De vorm van die stroomlijning was voordien reeds bestudeerd geweest aan de hand van proefnemingen op modellen in een windtunnel van het „Instituut Von Karman voor de Dynamica der Fluïda” (te St.-Genesius-Rode), met het doel:

  • boven het dak een regelmatige en niet turbulente wegvloeiing van de lucht te garanderen, wat een onontbeerlijke voorwaarde is om, bij hoge snelheden, een onberispelijke stroomafname te bekomen door de pantografen die bij de verschillende stroomstelsels te pas komen;
  • de zijwaartse drukgolf uitgeoefend op kruisende treinen (die stijgt zoals het vierkant van de snelheid) tot het minimum te beperken, ten einde het breken van vensterruiten der reizigerstreinen te voorkomen.

De snelheid op het baanvak werd trapsgewijs opgevoerd van 160 tot 200 km/u., met een piek tot 206 km/h. Het gedrag van de locomotieven en rijtuigen (meetrijtuigen en RIC-rijtuig) was zeer bevredigend. Naast de controle van de doeltreffendheid van de stroomlijning, hebben deze proeven tal van nuttige gegevens opgeleverd voor het bestuderen van het toekomstige materieel, o.m. in verband met de stroomafname, de stabiliteit onder het rijden, het gedrag van de organen van het draaistel, de belasting van de spoorbaan, enz.

 Proefnemingen met een locomotief Ae 6/6 van de SBB.

Die proeven werden van februari tot juni 1969 uitgevoerd met de medewerking van de S.B.B. en van S.L.M. Winterthur, bouwer van de locomotief, om de optimale kenmerken te bepalen welke aan het draaistel van de onderzochte Co’Co’-locomotief moeten worden gegeven.

De N.M.B.S. heeft, inderdaad, geen enkele elektrische locomotief van het type Co’Co’, terwijl de locomotief Ae 6/6 (waarvan de voornaamste kenmerken zijn opgenomen in de rubriek „Locomotieven uit alle windstreken”) voorzien is van twee drie-assige draaistellen, met een elastische terugstelinrichting, wat de zijdelingse beweging van de buitenste assen van elk draaistel mogelijk maakt. Dit stelsel wil de zijdelingse belastingen verminderen die op het spoor uitgeoefend worden, voornamelijk tijdens het rijden in bochten.

Naast de wijziging van de overbrengverhouding om de maximale snelheid tot 200 km/u. op te voeren, werden, met het oog op de proeven, de bladveren van de secundaire ophanging vervangen door schroefveren waaraan hydraulische schokdempers werden toegevoegd.
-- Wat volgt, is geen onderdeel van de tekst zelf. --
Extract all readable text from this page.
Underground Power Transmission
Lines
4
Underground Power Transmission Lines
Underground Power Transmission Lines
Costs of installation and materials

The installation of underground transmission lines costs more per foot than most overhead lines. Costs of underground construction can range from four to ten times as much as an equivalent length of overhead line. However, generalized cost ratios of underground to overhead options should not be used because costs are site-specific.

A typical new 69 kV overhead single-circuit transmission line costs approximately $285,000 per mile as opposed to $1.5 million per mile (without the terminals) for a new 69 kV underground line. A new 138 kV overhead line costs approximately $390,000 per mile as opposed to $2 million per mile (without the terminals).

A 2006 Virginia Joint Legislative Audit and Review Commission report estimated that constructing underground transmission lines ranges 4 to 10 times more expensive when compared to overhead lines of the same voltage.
Bovendien werd de verbinding met de kast gerealiseerd door middel van een lage trekinrichting. Die verbinding, welke de adhesie moet verhogen, is volledig dezelfde als die welke op onze recente elektrische locomotieven type 126, met eenmotorige draaistellen gebruikt wordt.

De proefnemingen hadden plaats:

  • in Zwitserland, op het net van de SBB, eerst op een zeer bochtige lijn (waarop bochten voorkomen die slechts 300 m straal hebben) en vervolgens op een normale lijn, met een topsnelheid van 150 km/u.;
  • in Duitsland, tussen Bamberg en Forchheim, nabij Neurenberg, met een topsnelheid van 200 km/u.
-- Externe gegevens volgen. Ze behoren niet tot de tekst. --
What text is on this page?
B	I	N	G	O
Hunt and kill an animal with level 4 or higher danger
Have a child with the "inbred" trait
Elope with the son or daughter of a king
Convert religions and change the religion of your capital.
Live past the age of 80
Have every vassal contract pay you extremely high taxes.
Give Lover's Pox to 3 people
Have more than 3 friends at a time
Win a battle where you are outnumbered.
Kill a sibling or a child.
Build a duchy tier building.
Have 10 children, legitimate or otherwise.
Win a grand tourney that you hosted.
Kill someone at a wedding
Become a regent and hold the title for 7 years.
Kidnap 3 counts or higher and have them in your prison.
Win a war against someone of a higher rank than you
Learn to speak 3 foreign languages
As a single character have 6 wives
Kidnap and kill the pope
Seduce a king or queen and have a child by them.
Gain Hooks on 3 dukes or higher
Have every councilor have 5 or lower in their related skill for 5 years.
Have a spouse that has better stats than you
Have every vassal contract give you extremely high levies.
Alle proeven zijn in uitstekende voorwaarden verlopen. De resultaten hebben aangetoond dat het geheel van kenmerken die uiteindelijk in aanmerking genomen werden voor de draaistellen, de mogelijkheid zouden bieden:

  • in elke rijomstandigheid de op de spoorbaan uitgeoefende zijdelingse reacties tot aannemelijke waarden te beperken;
  • in te staan voor de veiligheid en voor een goede stabiliteit onder het rijden, en tevens een goed comfort in de bestuurderscabine te garanderen bij een topsnelheid van 200 km/u.

Laten wij, tot besluit, erop wijzen dat men uit het geheel van de resultaten der proefnemingen die in 1969 ondernomen werden met de locomotief n° 124.001 van de N.M.B.S. en met de locomotief Ae 6/6 van de SBB een reeks fundamentele gegevens heeft kunnen afleiden voor het ontwerpen van het mechanisch gedeelte van de toekomstige voor de N.M.B.S. bestemde Co’Co’-locomotief voor vier stroomsystemen met hoog vermogen en met grote snelheid.
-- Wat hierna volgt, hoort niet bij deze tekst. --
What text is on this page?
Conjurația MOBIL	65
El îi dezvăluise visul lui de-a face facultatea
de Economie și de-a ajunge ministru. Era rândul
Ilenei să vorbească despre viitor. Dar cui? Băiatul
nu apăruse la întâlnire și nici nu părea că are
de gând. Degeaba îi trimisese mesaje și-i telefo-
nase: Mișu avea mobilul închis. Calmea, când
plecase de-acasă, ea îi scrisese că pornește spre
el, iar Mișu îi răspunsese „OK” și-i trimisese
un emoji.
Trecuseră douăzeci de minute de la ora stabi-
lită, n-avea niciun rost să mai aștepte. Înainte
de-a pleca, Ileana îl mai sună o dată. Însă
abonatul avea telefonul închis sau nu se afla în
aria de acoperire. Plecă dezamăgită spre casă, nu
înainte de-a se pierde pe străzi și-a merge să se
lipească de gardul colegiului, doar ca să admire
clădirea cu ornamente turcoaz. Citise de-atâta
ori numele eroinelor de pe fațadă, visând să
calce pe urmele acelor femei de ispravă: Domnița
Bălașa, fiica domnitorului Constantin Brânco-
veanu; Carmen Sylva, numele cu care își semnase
Bovendien heeft de tijdens de proefnemingen waargenomen veiligheidsmarge uitgewezen dat de eventuele maximale snelheid van deze locomotief op 220 km/u. kon gesteld worden.


Bron: Het Spoor, april 1970


[1De locomotief Bo’Bo’ type 124, waarvan slechts een exemplaar bestaat is volkomen gelijk aan het type 123, behalve dat de tractiemotoren volledig opgehangen zijn (dus geen neusophanging), en dat ze elk een as aandrijven door bemiddeling van een ACEC-overbrenging type G.